Photo Mariano Sanda/Tecnópolis.
Controversial Argentinean conceptual artist and political activist León Ferrari died at the age of 92 on July 25.
Born in 1920 in Buenos Aires, Ferrari studied engineering before turning to a career in art. His polarizing work, known for its explicit and provocative content, has incited riots, protests and legal action, and even led to a 14-year exile spent in Brazil in 1977. Working in mediums ranging from collage to sculpture in wood and plaster, Ferrari often utilized newspaper clippings and poetry as well as explicit religious iconography.
Ferrari used his art to speak out in defense of human rights and against targets such as the Vietnam War and Argentina’s so-called “Dirty War” (approximately 1976-83).

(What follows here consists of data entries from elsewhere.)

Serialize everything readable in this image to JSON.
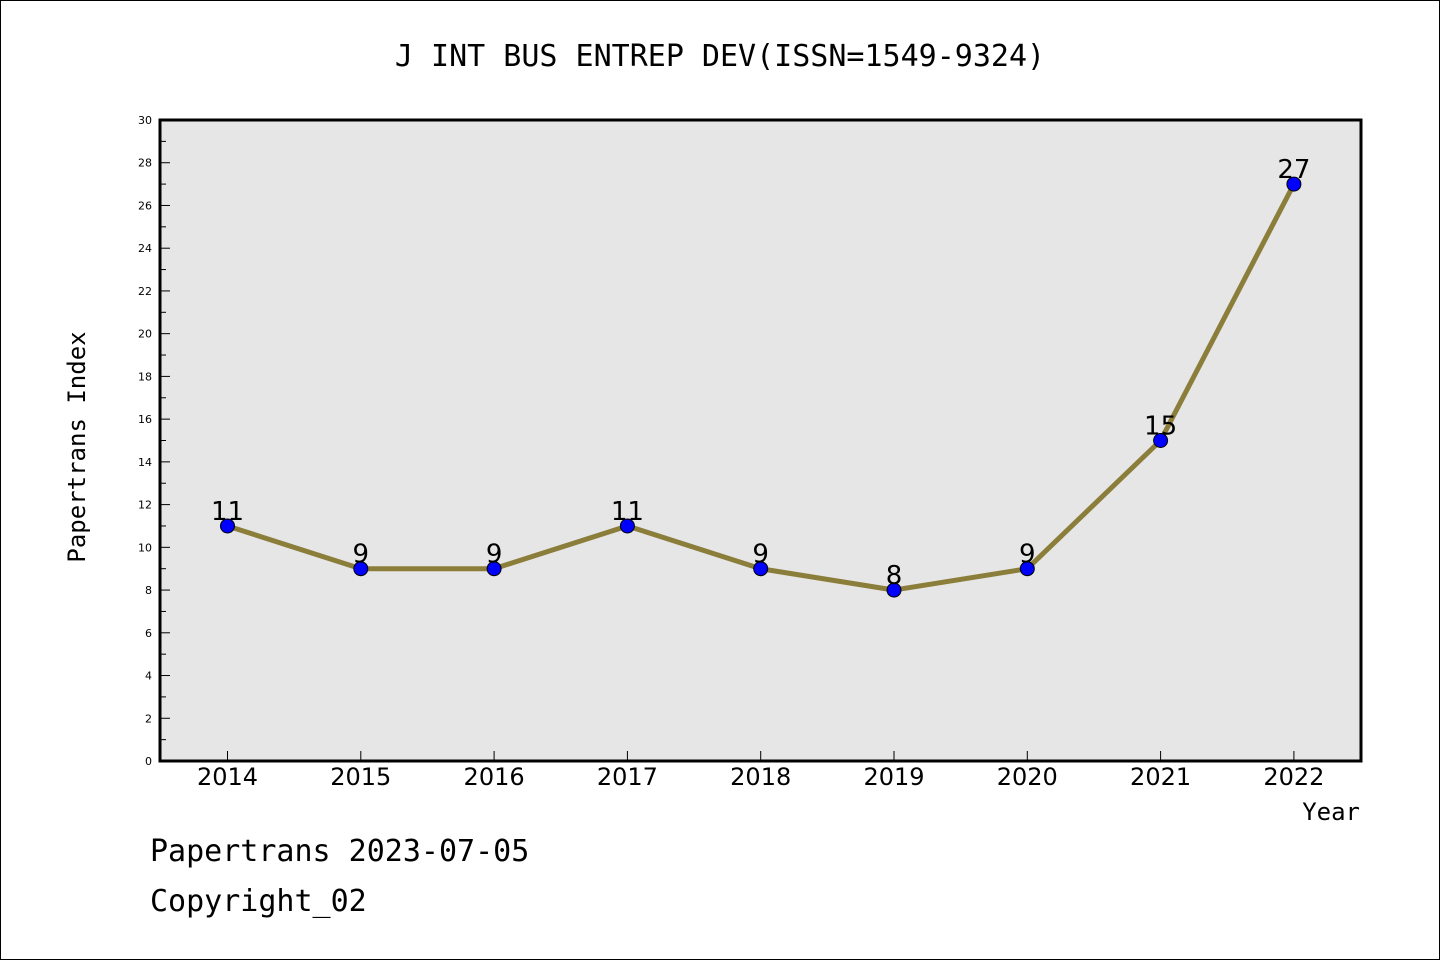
{
  "chart_data": {
    "type": "line",
    "title": "J INT BUS ENTREP DEV(ISSN=1549-9324)",
    "xlabel": "Year",
    "ylabel": "Papertrans Index",
    "categories": [
      "2014",
      "2015",
      "2016",
      "2017",
      "2018",
      "2019",
      "2020",
      "2021",
      "2022"
    ],
    "series": [
      {
        "values": [
          11,
          9,
          9,
          11,
          9,
          8,
          9,
          15,
          27
        ]
      }
    ],
    "ylim": [
      0,
      30
    ],
    "yticks": [
      0,
      2,
      4,
      6,
      8,
      10,
      12,
      14,
      16,
      18,
      20,
      22,
      24,
      26,
      28,
      30
    ],
    "grid": false,
    "data_labels": true,
    "colors": {
      "plot_background": "#e6e6e6",
      "line": "#8b7d3a",
      "marker": "#0000ff",
      "marker_edge": "#000000"
    }
  },
  "footer": {
    "line1": "Papertrans 2023-07-05",
    "line2": "Copyright_02"
  }
}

Perhaps his most notorious work, the sculpture La civilización occidental y cristiana (Western Civilization and Christianity, 1974), depicts Christ crucified on an American bomber plane.
This piece was included in a highly publicized retrospective organized by the Centro Cultural Recoleta in Buenos Aires in 2004. Also on view were pieces depicting the Virgin Mary in a blender and saints in baby bottles, symbolizing what Ferrari believed was the force feeding of religion to the masses. The exhibition was censured by the archbishop of Buenos Aires, Cardinal Jorge Mario Bergoglio (now Pope Francis), who not only publicly denounced the show but also accused Ferrari of blasphemy in an open letter and urged Catholics to pursue legal action. The debate over the show eventually culminated in four men destroying a major work and vandalizing several others. Nevertheless, Ferrari continued to explore themes of religion, war, power and politics in works that sometimes directly critiqued the Catholic Church for what he saw as the abuse of papal power.
Despite difficulty getting his work shown at home, Ferrari has been the subject of major international exhibitions including a joint retrospective at New York’s Museum of Modern Art with Brazil’s Mira Schendel (2009) and a solo show at the Museo de Arte Carrillo Gil, Mexico City (2008). He was also awarded the Golden Lion Award for Lifetime Achievement at the 53rd Venice Biennale (2007) and the Diamond Award from Argentina’s Konex Foundation (2012). His work has been collected in major institutions such as the Museum of Modern Art; the Museum of Fine Arts, Houston; and the Latin American Art Museum of Buenos Aires (MALBA). At the time of his death, Ferrari was also working on a Guggenheim Fellowship focused on themes of sex and violence in Christian art.